Everybody! But it is quite evident that many of the webinars I sit through are entirely unrehearsed. The presenter is running through a demonstration or a PowerPoint deck without a script, without an opportunity to think about how they come across and without a ‘critical friend’ (or, God forbid, a director) who will challenge their performance and point to something better.

Of course it isn’t always practical to have others crit you webinar technique – but the technology is there to allow you to record the session and play it back through. Self-criticism is better than no criticism. Then there is the CEO, CTO or other Grand Fromage who floats in and delivers their rambling words of wisdom at great length. Needless to say there is a need for processes that apply to all if companies are to improve the standard of their on-line presentation.
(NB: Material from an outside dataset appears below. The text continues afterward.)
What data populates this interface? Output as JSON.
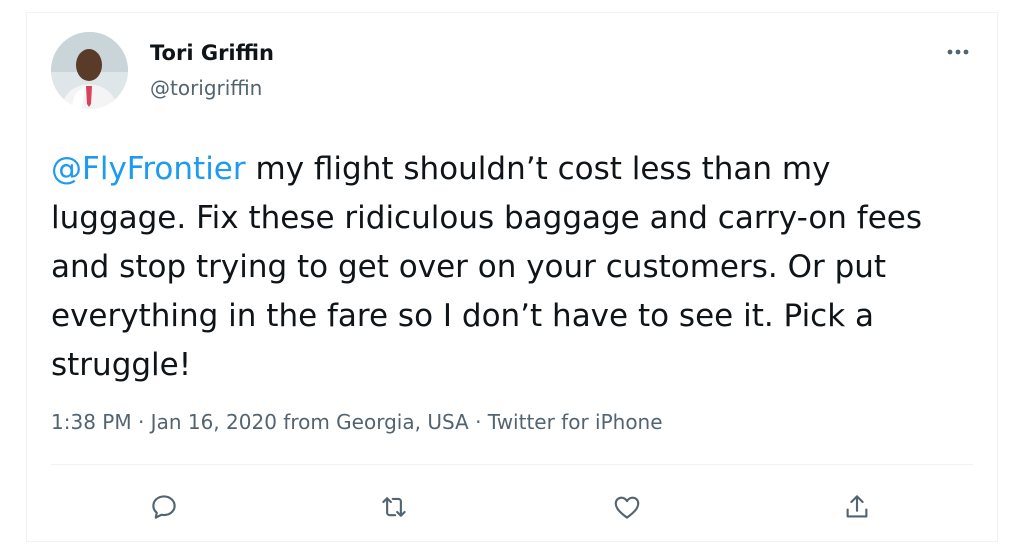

One voice is rarely enough

Think about radio – most spoken word radio presentation is a conversation. The single voice reading or lecture is rare and the territory of professional voice artists, actors and so on. The single voice talking at length is a rarity, they make for dull presentation that struggles to hold the attention. It’s not that different when the webinar uses video streaming of the presenter. Ask yourself how long a single face to camera shot on TV lasts? Not that long – rarely more than 20 seconds and almost never longer than a minute – even on serious news broadcasting. A single talking head to camera will always struggle to hold attention for much longer.

PowerPoint (other similarly problematic presentation tools are available)

Too often, however, webinars simply reproduce all the mistakes of bad PowerPoint presentations over the wire: a single voice talking for far too long over a static slide, a single voice reading out the bullet points word-for-word, slides carrying too much information, too much text, over complex diagrams or badly designed visuals. It doesn’t work in a seminar room so why would it work online? A single voice talking over a PowerPoint deck can work in a webinar, so long as the deck is to the point and effective and the presenter is concise – though more than one voice is always better.

The demo that never ends

Technical demos also too often drone on forever with limited visual interest losing the interest of the viewer and failing to get the point across. This isn’t really the fault of the technical presenter, the failure comes down to the webinar producer who, even if they plan the rest of the webinar, simply hand over the demo to the technician.

Just like any other aspect of a presentation demos should be rehearsed, challenged, shortened and broken up into manageable chunks with contrasting voices. And like everything else the demo should be rehearsed. If the technical demo is central to the webinar then it is too important to be left to the techies.

Producing More Professional Webinars

So are your webinars key to your marketing strategy? If they are an early form of engagement with a potential customer then why on earth would they not be? If your approach is professional, rehearsed, well scripted, incorporates decent visuals and avoids the reasons webinars fail you will look good and retain interest. If not then what are you doing webinars for in the first place?